El barcelonès del centro tiene ciertos hábitos fijos, y estos sólo pueden cambiarse si pasea la ciudad y se aventura a descubrir esos barrios fácilmente criticables por ignorancia, pues tanto en el bar como en las redes sociales es muy sencillo hablar mal sin conocer.
El pasado domingo decidí caminar un poco más de lo habitual por Nou Barris, donde en las últimas elecciones los socialistas han recuperado su habitual predominio. Tras abandonar el Guinardó llegué a la bautizada como avinguda dels Quinze, pues hasta ese tramo el tranvía 46, procedente de plaça Urquinaona, costaba esa cantidad de céntimos.
El cambio de denominación ha eliminado a un Borbón del nomenclátor, pero si se quiere completar la faena también deberíamos liquidar el Virrei Amat de la inmensa plaza inaugural de esta zona de la capital catalana, pues durante la segunda República homenajeaba a Salvat-Papasseït, y quizá a través del nombre podamos reivindicar esta figura tan alejada, y domesticada, de la cultura catalana oficial, siempre más proclive a una ensoñación conformista y nada revolucionaria.

Llamar Virrei Amat a ese espacio, más allá de obvias connotaciones políticas, se debe a la propiedad por parte de la familia de este señor de Can Sitjar, masía derribada en los años sesenta y sustituida por un horrendo rascacielos de veinte pisos para confirmar la apuesta franquista por bloques de alta densidad habitacional.
Si dejamos atrás la plaza nos adentramos en el passeig de Fabra i Puig, dedicado al alcalde condal entre 1922 y 1923. Antes se denominó de Santa Eulàlia, y cuando ingresamos en su interior resolvemos el porqué de la referencia a la mártir, relativa a la iglesia constitutiva de Vilapicina, palabra de origen misterioso con muchas probabilidades de aludir al símbolo cristiano del pez o a una piscina de una villa romana; de hecho, esta posibilidad tiene bastantes números de ser la correcta, pues la iglesia de Santa Eulàlia, configuradora de un tramo bellísimo entre tanta verticalidad indecente, se edificó hacia el siglo X en un terreno con restos del Imperio de los Césares.

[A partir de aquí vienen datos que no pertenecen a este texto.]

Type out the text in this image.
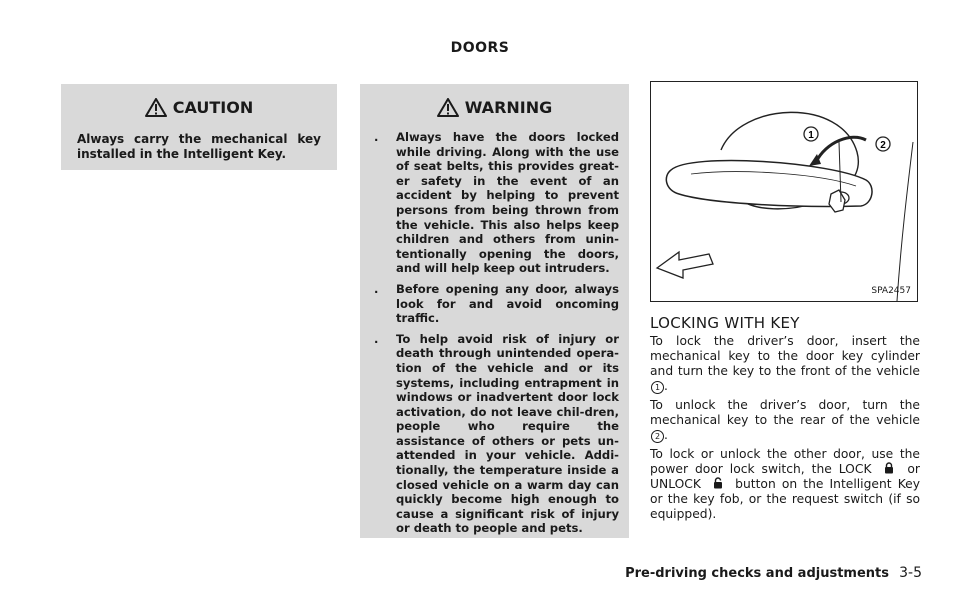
DOORS
CAUTION
Always carry the mechanical key installed in the Intelligent Key.
WARNING
.	Always have the doors locked while driving. Along with the use of seat belts, this provides great-er safety in the event of an accident by helping to prevent persons from being thrown from the vehicle. This also helps keep children and others from unin-tentionally opening the doors, and will help keep out intruders.
.	Before opening any door, always look for and avoid oncoming traffic.
.	To help avoid risk of injury or death through unintended opera-tion of the vehicle and or its systems, including entrapment in windows or inadvertent door lock activation, do not leave chil-dren, people who require the assistance of others or pets un-attended in your vehicle. Addi-tionally, the temperature inside a closed vehicle on a warm day can quickly become high enough to cause a significant risk of injury or death to people and pets.
1
2
SPA2457
LOCKING WITH KEY

To lock the driver’s door, insert the mechanical key to the door key cylinder and turn the key to the front of the vehicle 1 .

To unlock the driver’s door, turn the mechanical key to the rear of the vehicle 2 .

To lock or unlock the other door, use the power door lock switch, the LOCK	or UNLOCK	button on the Intelligent Key or the key fob, or the request switch (if so equipped).

Pre-driving checks and adjustments 3-5
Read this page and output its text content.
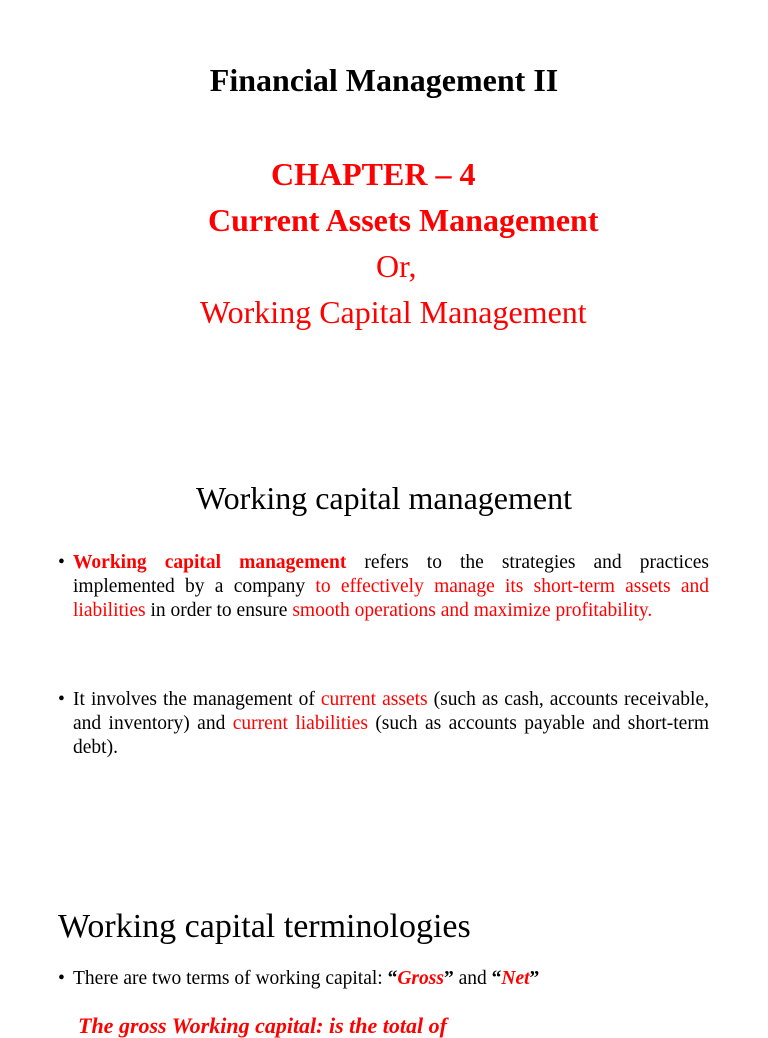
Financial Management II
CHAPTER – 4
Current Assets Management
Or,
Working Capital Management
Working capital management
• Working capital management refers to the strategies and practices implemented by a company to effectively manage its short-term assets and liabilities in order to ensure smooth operations and maximize profitability.
• It involves the management of current assets (such as cash, accounts receivable, and inventory) and current liabilities (such as accounts payable and short-term debt).
Working capital terminologies
• There are two terms of working capital: “Gross” and “Net”
The gross Working capital: is the total of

En el Setecientos el lugar era próspero por su actividad agrícola. Antes fue un cruce de caminos, como demuestra una casa situada justo al lado del templo, Can n’Artés, un hostal propiedad de un mecenas y colaborador de Martí l’Humà que debió recibir muchas visitas al enclavarse en esa encrucijada entre Sant Iscle y Horta.
En 1782 los payeses más ricos del entorno aportaron dinero para resucitarla en un estilo neoclásico típico del período, con los habituales esgrafiados en la fachada. Uno de los contribuyentes fue el dueño de Can Basté, devenida pocos decenios después la rectoría de la parroquia, condición ganada en 1866 y perdida en 1905, cuando una obra de más enjundia ideada por Domènech i Estapà le desposeyó de rango, casi como si así quisiera marcar el momento inicial de su decadencia, consolidada durante los primeros días de la Guerra Civil con los destrozos anticlericales y refrendada con la dictadura por pura dejadez, sólo reparada con la llegada del nuevo milenio, cuando la acción vecinal la rehabilitó para recuperar su esplendor, el campanario y la nave central, hundida y medio condenada a morir sin estrépito.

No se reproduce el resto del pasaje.